The first of these is 6AL-4V ELI, which is best known for its ability to withstand a large amount of heat and has primarily been used in the likes of aircraft turbines and jet engines. 6Al-6V-2Sn Ti, on the other hand, is typically seen in the likes of landing gear, airframes, ordnance components, and rocket cases. Lastly is Grade 5, which is the more common alloy seen across the aerospace niche, as it’s specifically treated to increase its strength and withstand a drastically high-temperature level.
How It Became Popular
Because of how popular the material has been in the area for the past several decades, many people may believe that it's always been used in the niche. However, this hasn't always been the case, and it was only in the late 1940s that the United States government began implementing it across a variety of different sectors. This is chiefly because of the benefits that many commercial airlines, as well as a variety of foreign governments, began seeing with the metal, especially when blended with a few other materials.

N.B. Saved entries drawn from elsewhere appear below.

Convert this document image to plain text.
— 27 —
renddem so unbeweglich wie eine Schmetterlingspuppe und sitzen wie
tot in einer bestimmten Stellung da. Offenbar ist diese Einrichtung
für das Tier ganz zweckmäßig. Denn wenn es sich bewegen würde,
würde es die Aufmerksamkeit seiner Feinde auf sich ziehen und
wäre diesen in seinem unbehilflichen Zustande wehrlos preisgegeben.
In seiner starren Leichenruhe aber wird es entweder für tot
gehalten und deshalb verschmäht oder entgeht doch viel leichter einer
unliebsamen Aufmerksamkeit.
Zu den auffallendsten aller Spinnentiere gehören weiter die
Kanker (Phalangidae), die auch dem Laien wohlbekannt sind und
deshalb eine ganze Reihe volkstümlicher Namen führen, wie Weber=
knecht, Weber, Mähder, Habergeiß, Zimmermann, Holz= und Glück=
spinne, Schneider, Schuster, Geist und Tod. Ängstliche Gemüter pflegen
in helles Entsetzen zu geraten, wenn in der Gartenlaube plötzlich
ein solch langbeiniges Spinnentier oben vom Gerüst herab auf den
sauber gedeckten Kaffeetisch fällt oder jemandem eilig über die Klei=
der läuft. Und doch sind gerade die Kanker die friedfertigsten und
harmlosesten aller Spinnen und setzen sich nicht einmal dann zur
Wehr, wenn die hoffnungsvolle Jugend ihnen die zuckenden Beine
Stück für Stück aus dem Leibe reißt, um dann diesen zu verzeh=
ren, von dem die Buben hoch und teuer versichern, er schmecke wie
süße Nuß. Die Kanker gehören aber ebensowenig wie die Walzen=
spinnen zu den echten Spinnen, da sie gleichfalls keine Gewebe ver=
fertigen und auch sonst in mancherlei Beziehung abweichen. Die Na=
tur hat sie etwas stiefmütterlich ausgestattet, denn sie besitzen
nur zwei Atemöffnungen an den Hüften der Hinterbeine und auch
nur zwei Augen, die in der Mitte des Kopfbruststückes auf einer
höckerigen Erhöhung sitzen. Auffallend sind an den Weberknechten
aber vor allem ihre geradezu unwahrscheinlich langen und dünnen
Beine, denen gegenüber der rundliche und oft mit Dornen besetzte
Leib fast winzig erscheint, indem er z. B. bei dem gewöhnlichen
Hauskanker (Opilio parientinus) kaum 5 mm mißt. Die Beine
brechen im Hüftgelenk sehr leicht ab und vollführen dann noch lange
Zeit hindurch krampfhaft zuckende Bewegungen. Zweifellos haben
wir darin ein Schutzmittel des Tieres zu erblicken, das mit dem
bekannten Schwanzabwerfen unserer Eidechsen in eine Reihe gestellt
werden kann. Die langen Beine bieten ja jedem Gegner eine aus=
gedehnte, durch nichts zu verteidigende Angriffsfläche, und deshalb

This increase in use was quite rapid; in 1947, the United States manufactured two tons of the material, and by 1953, this had grown to over two million pounds. Since then, it's been increasingly used in a variety of different areas, both in defense and in commercial products, as well as in medicine and a variety of other sectors.
One of the hurdles that stand in the way of greater titanium adoption is the difficulty of machining the metal. As can be imagined with such a tough material, it takes specialized cutting tools and processes to form the metal from billet. Machining is usually preferred as the costs of casting titanium parts can be higher due to the high melt temperatures of the materials requiring specialized furnaces to perform.
With the arrival of 3D metal printing, the forming of titanium has gotten much easier where small scale parts could be easily printed with selective laser sintering additive processes and larger structures can more economically be made with Laser wire additive manufacturing systems. The former can create can create massive near-net shaped parts out of titanium, drastically reducing the machining and fabrication times of large titanium parts and greatly reducing scrap rates.